Skip to content

Contributing

Internals

  • summary.md — Generated codebase overview at repo root (e.g. git ls-files | uv run python summarize_codebase.py > summary.md). Keep this file; it is the reference for architecture and module layout (see also root CLAUDE.md).
  • kgschema — Data structures and ABCs only; no business logic. Changes here affect all domains; keep the surface small and stable.
  • kgraph — Orchestration, promotion, export, canonical_id, storage, pipeline interfaces. New pipeline stages should implement the existing ABCs where possible.
  • kgbundle — Bundle contract between producer and consumer. Changes to the bundle format require coordination with kgserver and any existing bundles.
  • kgserver — Query layer and storage backends. New backends implement the same interfaces; avoid server-specific assumptions in the bundle format.

Extension points

  • Domain: Implement DomainSchema, entity/relationship/document subclasses, and pipeline components (parser, entity extractor, resolver, relationship extractor).

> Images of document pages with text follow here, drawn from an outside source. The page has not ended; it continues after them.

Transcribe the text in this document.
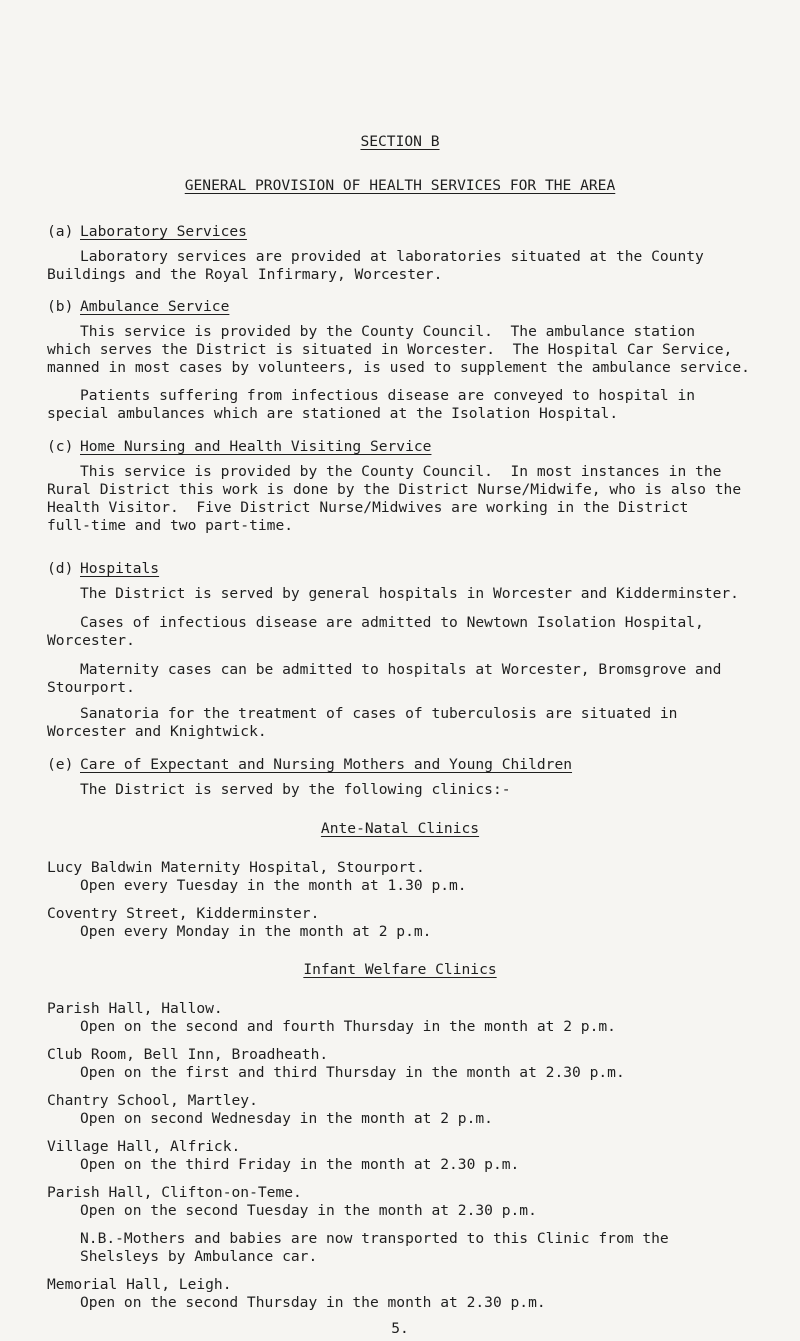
SECTION B
GENERAL PROVISION OF HEALTH SERVICES FOR THE AREA
(a) Laboratory Services
Laboratory services are provided at laboratories situated at the County
Buildings and the Royal Infirmary, Worcester.
(b) Ambulance Service
This service is provided by the County Council.  The ambulance station
which serves the District is situated in Worcester.  The Hospital Car Service,
manned in most cases by volunteers, is used to supplement the ambulance service.
Patients suffering from infectious disease are conveyed to hospital in
special ambulances which are stationed at the Isolation Hospital.
(c) Home Nursing and Health Visiting Service
This service is provided by the County Council.  In most instances in the
Rural District this work is done by the District Nurse/Midwife, who is also the
Health Visitor.  Five District Nurse/Midwives are working in the District
full-time and two part-time.
(d) Hospitals
The District is served by general hospitals in Worcester and Kidderminster.
Cases of infectious disease are admitted to Newtown Isolation Hospital,
Worcester.
Maternity cases can be admitted to hospitals at Worcester, Bromsgrove and
Stourport.
Sanatoria for the treatment of cases of tuberculosis are situated in
Worcester and Knightwick.
(e) Care of Expectant and Nursing Mothers and Young Children
The District is served by the following clinics:-
Ante-Natal Clinics
Lucy Baldwin Maternity Hospital, Stourport.
Open every Tuesday in the month at 1.30 p.m.
Coventry Street, Kidderminster.
Open every Monday in the month at 2 p.m.
Infant Welfare Clinics
Parish Hall, Hallow.
Open on the second and fourth Thursday in the month at 2 p.m.
Club Room, Bell Inn, Broadheath.
Open on the first and third Thursday in the month at 2.30 p.m.
Chantry School, Martley.
Open on second Wednesday in the month at 2 p.m.
Village Hall, Alfrick.
Open on the third Friday in the month at 2.30 p.m.
Parish Hall, Clifton-on-Teme.
Open on the second Tuesday in the month at 2.30 p.m.
N.B.-Mothers and babies are now transported to this Clinic from the
Shelsleys by Ambulance car.
Memorial Hall, Leigh.
Open on the second Thursday in the month at 2.30 p.m.
5.
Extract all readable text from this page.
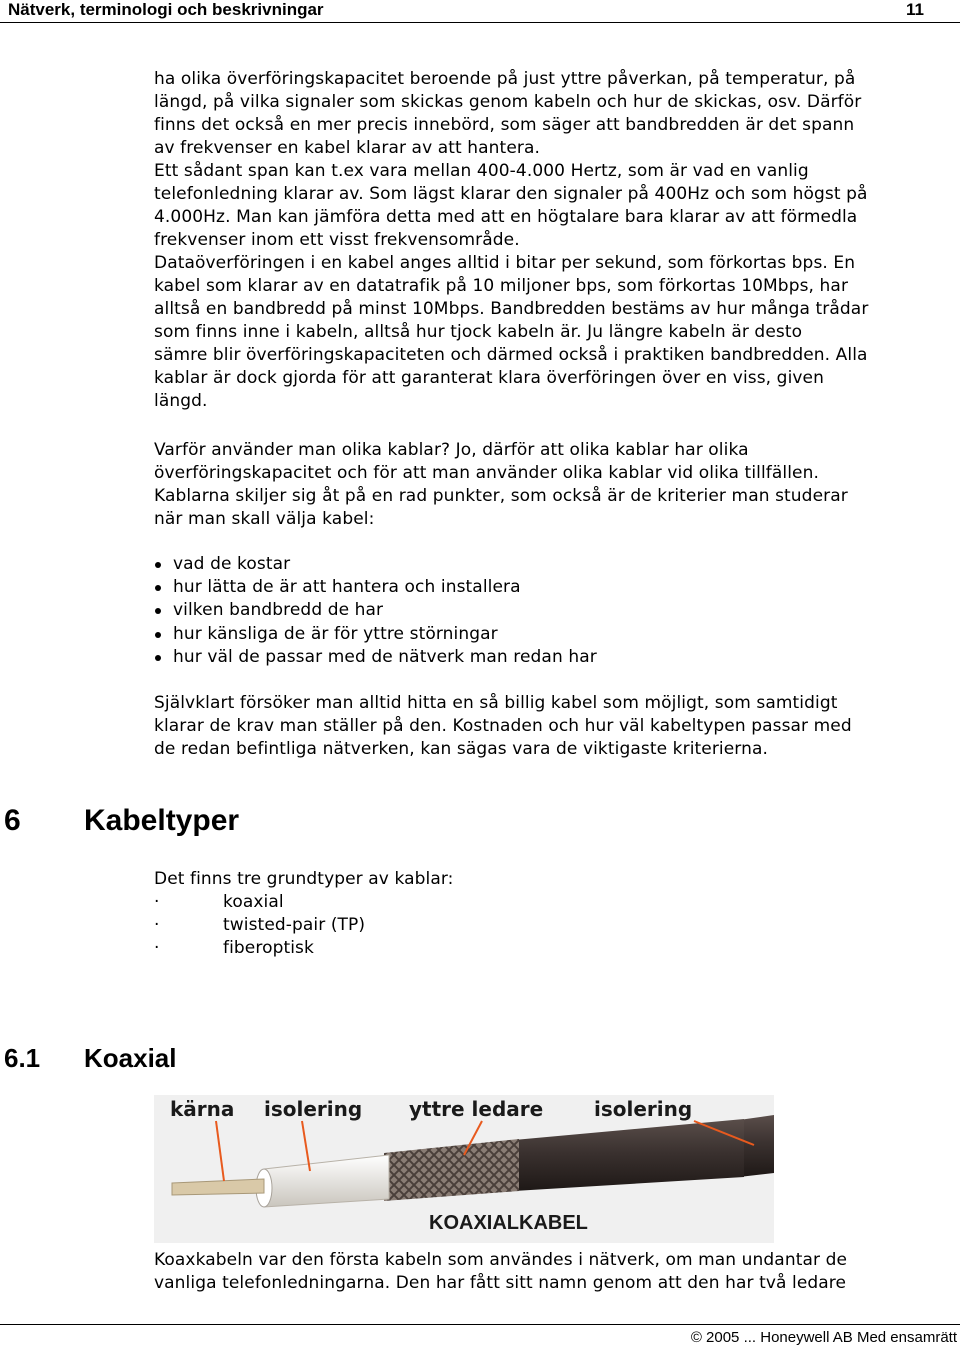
Nätverk, terminologi och beskrivningar	11

ha olika överföringskapacitet beroende på just yttre påverkan, på temperatur, på

längd, på vilka signaler som skickas genom kabeln och hur de skickas, osv. Därför

finns det också en mer precis innebörd, som säger att bandbredden är det spann

av frekvenser en kabel klarar av att hantera.

Ett sådant span kan t.ex vara mellan 400-4.000 Hertz, som är vad en vanlig

telefonledning klarar av. Som lägst klarar den signaler på 400Hz och som högst på

4.000Hz. Man kan jämföra detta med att en högtalare bara klarar av att förmedla

frekvenser inom ett visst frekvensområde.

Dataöverföringen i en kabel anges alltid i bitar per sekund, som förkortas bps. En

kabel som klarar av en datatrafik på 10 miljoner bps, som förkortas 10Mbps, har

alltså en bandbredd på minst 10Mbps. Bandbredden bestäms av hur många trådar

som finns inne i kabeln, alltså hur tjock kabeln är. Ju längre kabeln är desto

sämre blir överföringskapaciteten och därmed också i praktiken bandbredden. Alla

kablar är dock gjorda för att garanterat klara överföringen över en viss, given

längd.

Varför använder man olika kablar? Jo, därför att olika kablar har olika

överföringskapacitet och för att man använder olika kablar vid olika tillfällen.

Kablarna skiljer sig åt på en rad punkter, som också är de kriterier man studerar

när man skall välja kabel:

vad de kostar
hur lätta de är att hantera och installera
vilken bandbredd de har
hur känsliga de är för yttre störningar
hur väl de passar med de nätverk man redan har

Självklart försöker man alltid hitta en så billig kabel som möjligt, som samtidigt

klarar de krav man ställer på den. Kostnaden och hur väl kabeltypen passar med

de redan befintliga nätverken, kan sägas vara de viktigaste kriterierna.

6 Kabeltyper

Det finns tre grundtyper av kablar:

·	koaxial
·	twisted-pair (TP)
·	fiberoptisk
6.1 Koaxial
kärna isolering yttre ledare	isolering
KOAXIALKABEL

Koaxkabeln var den första kabeln som användes i nätverk, om man undantar de

vanliga telefonledningarna. Den har fått sitt namn genom att den har två ledare

© 2005 ... Honeywell AB Med ensamrätt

See Adapting to Your Domain and the medlit/sherlock examples.
  • Canonical ID: Implement CanonicalIdLookupInterface and optionally CanonicalIdCacheInterface for new authorities.
  • Storage: Implement kgschema storage interfaces for new backends (e.g. another database or vector store).
  • Pipeline: Implement the pipeline ABCs (DocumentParserInterface, EntityExtractorInterface, etc.) for new extraction or resolution strategies.

Testing approach

  • pytest for all packages. Run from repo root: uv run pytest (root tests), uv run pytest kgbundle/tests/, uv run pytest kgserver/tests/ (from kgserver with PYTHONPATH for kgbundle).
  • Prefer in-memory storage and small fixtures so tests are fast and deterministic.
  • Linters: Run ./lint.sh (ruff, mypy, black, flake8, pylint, then pytest). See root CLAUDE.md for tool order and scope.
  • Add tests for new pipeline stages and schema changes; keep coverage for promotion, export, and bundle loading.